Everyone else in the class is in their 70's and above and I was the least chipper one there, except perhaps the lady who just got back from New York and may have been exposed to the swine flu.
If I start feeling that sick, I'll let you know.
I rarely paint, except when I'm in class. At home, there a lot of things to drag out and set up and I worry about the dogs swallowing a tube of paint.
Bijou actually stole a tube of Burnt Sienna once and chewed the top off before I caught her. She's the reason I have Animal Poison Control stored on my cellphone. It's 888-426-4435.
It seems like I have an unlimited store of artwork to post here, but I have a lot backlogged and some that I haven't even photographed yet.
I've been taking classes for seven years and paint an average of one painting a class, so that makes about 112 paintings or drawings I've completed. Only eight of them are actually hanging in our house.
I budgeted for two sessions this year of eight art classes, which means I'll probably paint only 16 days this year.
That also means I'll have another 16 or so paintings to hang, give away or put in the garage.
I used to show my work a lot in Henry County and entered several competitions. I never won anything. The favored pieces were flowers that look like photographs and roosters that look like roosters. Mine don't fit that category, and I really don't want them to.
I did have a couple of pieces in a gallery once, but it closed before they were sold. The gallery owner liked my profile portraits of a model in my art class:


Right before I took them to the gallery to be displayed, the frame of another painting cut a half inch gash in the canvas of the one on the left.
I was just sick about it. But another coat of paint sealed the repair.
Crisis averted.
I even had the fun of attending a gallery opening reception.

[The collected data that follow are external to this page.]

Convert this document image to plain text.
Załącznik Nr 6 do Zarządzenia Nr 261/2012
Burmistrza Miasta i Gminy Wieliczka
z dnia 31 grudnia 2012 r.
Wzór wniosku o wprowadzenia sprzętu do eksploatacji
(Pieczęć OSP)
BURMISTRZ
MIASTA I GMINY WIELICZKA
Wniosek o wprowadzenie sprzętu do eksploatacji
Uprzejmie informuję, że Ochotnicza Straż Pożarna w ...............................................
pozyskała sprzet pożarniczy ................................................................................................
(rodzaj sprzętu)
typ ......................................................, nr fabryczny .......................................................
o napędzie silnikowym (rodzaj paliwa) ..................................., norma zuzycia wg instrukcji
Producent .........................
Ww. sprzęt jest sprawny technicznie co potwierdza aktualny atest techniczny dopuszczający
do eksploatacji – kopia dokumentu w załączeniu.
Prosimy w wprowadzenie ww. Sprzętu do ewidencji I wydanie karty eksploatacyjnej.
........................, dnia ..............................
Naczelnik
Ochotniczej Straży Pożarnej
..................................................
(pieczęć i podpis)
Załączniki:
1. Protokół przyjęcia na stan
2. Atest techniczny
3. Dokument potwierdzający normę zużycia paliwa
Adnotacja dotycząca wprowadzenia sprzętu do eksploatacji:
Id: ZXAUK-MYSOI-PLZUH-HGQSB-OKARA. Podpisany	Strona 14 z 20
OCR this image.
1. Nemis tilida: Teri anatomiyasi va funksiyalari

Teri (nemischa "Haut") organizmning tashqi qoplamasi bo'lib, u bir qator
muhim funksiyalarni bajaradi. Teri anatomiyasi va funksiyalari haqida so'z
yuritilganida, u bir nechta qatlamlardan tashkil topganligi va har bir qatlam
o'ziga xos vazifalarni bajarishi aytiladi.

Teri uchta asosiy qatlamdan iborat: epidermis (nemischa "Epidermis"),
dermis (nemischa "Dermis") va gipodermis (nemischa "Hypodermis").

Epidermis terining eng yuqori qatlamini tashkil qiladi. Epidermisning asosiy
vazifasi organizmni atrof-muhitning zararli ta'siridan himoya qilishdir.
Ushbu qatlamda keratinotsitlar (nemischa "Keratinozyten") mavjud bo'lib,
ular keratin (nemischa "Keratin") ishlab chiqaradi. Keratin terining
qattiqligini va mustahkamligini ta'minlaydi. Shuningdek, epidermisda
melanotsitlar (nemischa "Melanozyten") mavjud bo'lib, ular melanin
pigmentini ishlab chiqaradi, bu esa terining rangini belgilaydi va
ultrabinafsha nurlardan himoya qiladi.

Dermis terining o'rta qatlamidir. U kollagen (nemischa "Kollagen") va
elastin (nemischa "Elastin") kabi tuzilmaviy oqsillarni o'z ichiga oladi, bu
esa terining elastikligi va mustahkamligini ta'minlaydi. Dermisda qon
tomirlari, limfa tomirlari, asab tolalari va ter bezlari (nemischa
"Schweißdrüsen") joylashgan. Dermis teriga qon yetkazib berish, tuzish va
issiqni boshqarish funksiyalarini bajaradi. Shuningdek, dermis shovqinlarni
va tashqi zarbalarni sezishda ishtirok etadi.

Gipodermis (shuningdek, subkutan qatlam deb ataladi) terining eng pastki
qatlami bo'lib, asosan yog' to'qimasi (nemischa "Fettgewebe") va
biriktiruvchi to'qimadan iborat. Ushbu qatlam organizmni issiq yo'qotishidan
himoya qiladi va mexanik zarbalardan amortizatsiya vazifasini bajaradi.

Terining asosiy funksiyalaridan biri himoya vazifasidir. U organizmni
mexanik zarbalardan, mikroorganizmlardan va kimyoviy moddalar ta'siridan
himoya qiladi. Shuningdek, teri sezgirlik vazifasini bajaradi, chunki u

I can't remember the names of the other artists I met, but I remember there was a double rainbow that night and everyone forgot about the artwork for a few minutes and ran out to see it.
Now, for the first time in five years, I'm going to display some paintings in another McDonough gallery. It's an exhibition of artwork from University of Georgia alumni from Henry, Clayton, Rockdale and Spalding Counties.
I hadn't bothered with the gallery before because there are paintings of landscapes, fruit and flowers that look like photographs in the window.
Not that there's anything wrong with that.
Some people wonder why artists charge so much for a painting. I haven't kept a running total of the cost of classes and supplies, but the tab would easily run into the thousands.
No one questions how a doctor can charge $110 for a five minute exam. It's the years and experience behind those five minutes that count.
Painting is more than a skill; it's an art. You're actually taking away a piece of the artist's soul if you buy a one-of-a-kind original painting. At least it should be that way. And it's hard to put a price tag on that.
I haven't thought of bartering a painting for a doctor's bill, but I did give my neurologist one of my paintings as a "thank you" gift last year.
Ironically, it's based on a photograph I took in Mexico five years ago.
No one is going there now. No one is buying paintings either.
But art is all around.
It's free to look. Just open your eyes.
And you can even "travel" to Mexico without getting sick.